The suits, filed in U.S. district courts in Santa Clara, Calif., and Seattle, respectively, contend that the defendants operated an advertising network that misled users into clicking on links that they thought would deliver certain types of content, such as videos or surveys, but instead installed malware on their systems and stole private information. The suits also claim that Adscend was aware and encouraged its affiliates to engage in this activity.
The Washington suit also alleges that the activity violates the state's Commercial Electronic Mail Act (CEMA) because Adscend aided its affiliates.
The complaints named Jeremy Bash and Fehzan Ali, as well as Adscend Media, as defendants. In a post on the Adscend Media website, the company called the allegations “absolutely and unequivocally false.” But the company pledged to stop working with any affiliates that may have been involved.
In its complaint, the Washington attorney general's office included a series of screen shots that demonstrated the alleged infractions, starting with a Facebook post that attempts to lure users to click on a link to see an erotic video. Clicking takes the user to a non-Facebook page where they are asked to click a “Like” icon. A picture of a woman from the shoulders up is at the bottom of the page.
This page takes the user to a fake age-verification page, which contains what the complaint described as a “content-locking widget” that would activate the Facebook Share button, which then posts the malware to all of the user's friends' pages. Rather than directing the user who “confirmed” their age to the video content, they are then directed to other “bait” pages that continues to steal personal information, the suit alleges.
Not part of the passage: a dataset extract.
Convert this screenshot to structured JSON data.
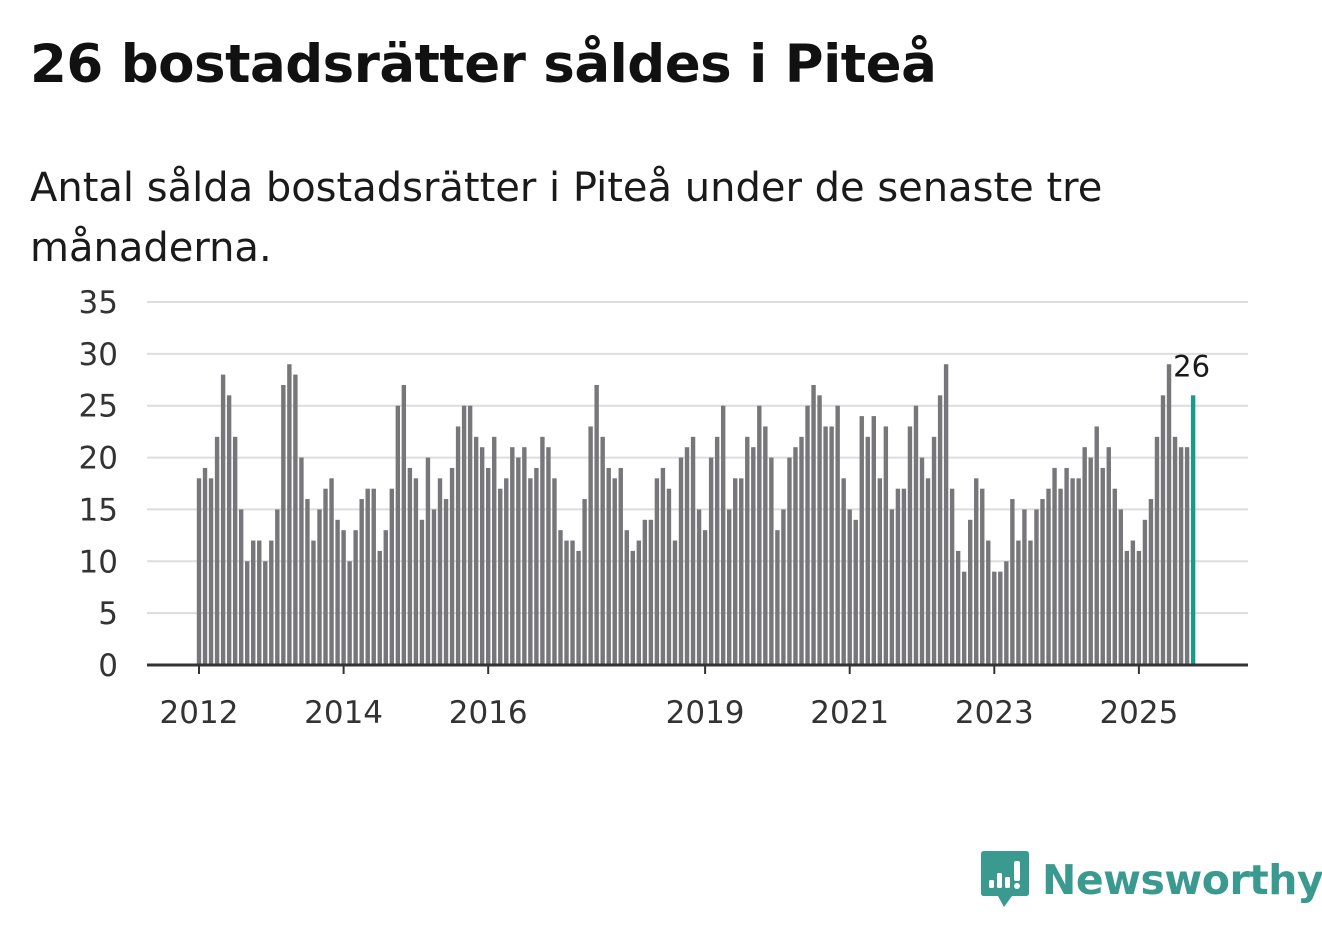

In addition, the suit said the Adscend affiliates were paid each time the user took one of the surveys on the bait pages.
The complaint alleges violations of the CAN-SPAM Act and seeks court orders blocking Adscend from accessing Facebook and targeting users. Neither suit asks for specific damages, although both ask that damages for the CAN-SPAM Act be tripled. The state also is asking for damages of $2,000 per violation of CEMA.
Users can protect themselves from alleged scams such as this.
There are browser add-ons, such as the no-script plug-in for Firefox, that will alert a user of scripts that are loaded from external pages, Marcel van den Berg of Team Cymru, a nonprofit that specializes in internet security.
There, however, are no scripts that can stop a user from entering their personal details in a form as a result of social engineering, he said.